«Угощения были таковы: 1. На стол подали свёрнутое вишнёвое пюре шириной в один локоть и толщиной в мизинец, коричневое, накрученное на палочку, вкусное, но полное песка. 2. Подали 8-угольное блюдо, похожее на сыр, высотой полторы четверти, полное отвара и украшенное гербом царя с орлом с распростёртыми крыльями и т.д. Оно состояло из густого яблочно пюре, слегка твёрдого, жёлтого и вкусного. 3. Серебряная чаша с вишней в водке. 4. То же с варёной морошкой, которая была лучшей. 5. То же с гнилыми полусваренными сморщенными грушами. 6. То же с варёными вялыми яблоками. В качестве напитков подавали плохое испанское вино, испорченное французское, дрянной сидр или яблочную брагу, отвратительное пиво, но вполне хорошую водку».

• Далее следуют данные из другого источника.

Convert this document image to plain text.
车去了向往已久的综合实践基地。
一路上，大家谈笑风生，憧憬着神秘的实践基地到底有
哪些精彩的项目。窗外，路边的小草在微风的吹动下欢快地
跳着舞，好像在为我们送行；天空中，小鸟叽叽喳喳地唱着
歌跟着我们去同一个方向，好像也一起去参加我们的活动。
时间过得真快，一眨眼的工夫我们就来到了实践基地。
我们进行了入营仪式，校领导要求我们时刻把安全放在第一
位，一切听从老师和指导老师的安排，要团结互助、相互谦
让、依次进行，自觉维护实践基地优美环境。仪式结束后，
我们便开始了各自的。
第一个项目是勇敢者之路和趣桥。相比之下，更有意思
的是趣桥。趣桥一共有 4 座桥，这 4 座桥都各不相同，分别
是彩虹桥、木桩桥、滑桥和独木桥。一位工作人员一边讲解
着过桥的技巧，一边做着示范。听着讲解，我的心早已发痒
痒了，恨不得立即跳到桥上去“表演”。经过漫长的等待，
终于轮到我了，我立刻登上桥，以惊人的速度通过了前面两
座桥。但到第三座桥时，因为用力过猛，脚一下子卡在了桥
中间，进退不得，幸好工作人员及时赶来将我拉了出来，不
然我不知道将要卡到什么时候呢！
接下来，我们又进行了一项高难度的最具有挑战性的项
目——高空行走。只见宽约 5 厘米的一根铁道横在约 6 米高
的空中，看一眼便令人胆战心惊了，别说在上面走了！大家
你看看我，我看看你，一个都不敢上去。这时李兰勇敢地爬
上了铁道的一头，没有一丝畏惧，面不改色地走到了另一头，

- шведский путешественник Юхан Габриель Спарвенфельд. В 1684 году он отведал русских лакомств на пиру у новгородского воеводы.
Шло время, мгновения спрессовывались в столетия. Кулинарный прогресс тоже не стоял на месте. К XIX веку Новгородская губерния обладала несколькими кулинарными «брендами». Пожалуй, самым заметным из них была пастила. Только не та, которую сейчас чаще всего продают в магазинах (она больше похожа на зефир). Тогдашняя пастила отличалась от неё и видом, и вкусом. Как сказано в одной книге 1813 года, «пастила есть род теста из мяса плодов, которое для прочности запекают». Лучшую пастилу делали из яблок, но были и другие сорта – из вишни, брусники, черники, земляники, слив, рябины.
Уже в XVII веке новгородской пастилой не брезговали цари. В ведении Новгородского дворцового приказа находились два государевых дворцовых сада – Коростынский и Славенский. Собираемые там яблоки отсылались в Москву в натуральном виде либо в виде пастилы. Расходы на её изготовление были довольно внушительны. Так, в 1619 году на эти цели были выделены 135 рублей 32 алтына (сюда вошли суммы, потраченные на приобретённые у торговых людей «всякое посудье», патоку и конопляное масло, а также жалованье плотникам и «стряпцам»).
Ну а в XIX столетии пастила была одним из немногих «сувениров», которые стремились купить прибывавшие в Новгород «туристы». Например, проезжавшая через Новгород в 1844 году известная детская писательница Александра Ишимова сообщала:
«Проехав по всем главным улицам, которых здесь, сказать правду, не очень много, мы оказались у Гостиного двора. И он также не представляет ничего особенного и, напротив того, можно подивиться дурному устройству его и бедности лавок. В одной из них мы купили несколько ящичков единственного товара, которым славится теперь Новгород: пастилы».
Историк, этнограф и экономист Павел Небольсин передавал в путевых заметках разговор со служителем одного из новгородских заведений в 1845 году:
— Э, братец, не то: ты мне скажи про какие-нибудь местные продукты… ну, про редкости, про памятники старины Великого Новгорода.
—Редкостная вещь здесь одна-с, пастила в ящиках, рябиновая, яблочная, всякая-разная-с – на удивленье делают! Памятник тоже один, вон у Кремля: проезжать будете, увидите.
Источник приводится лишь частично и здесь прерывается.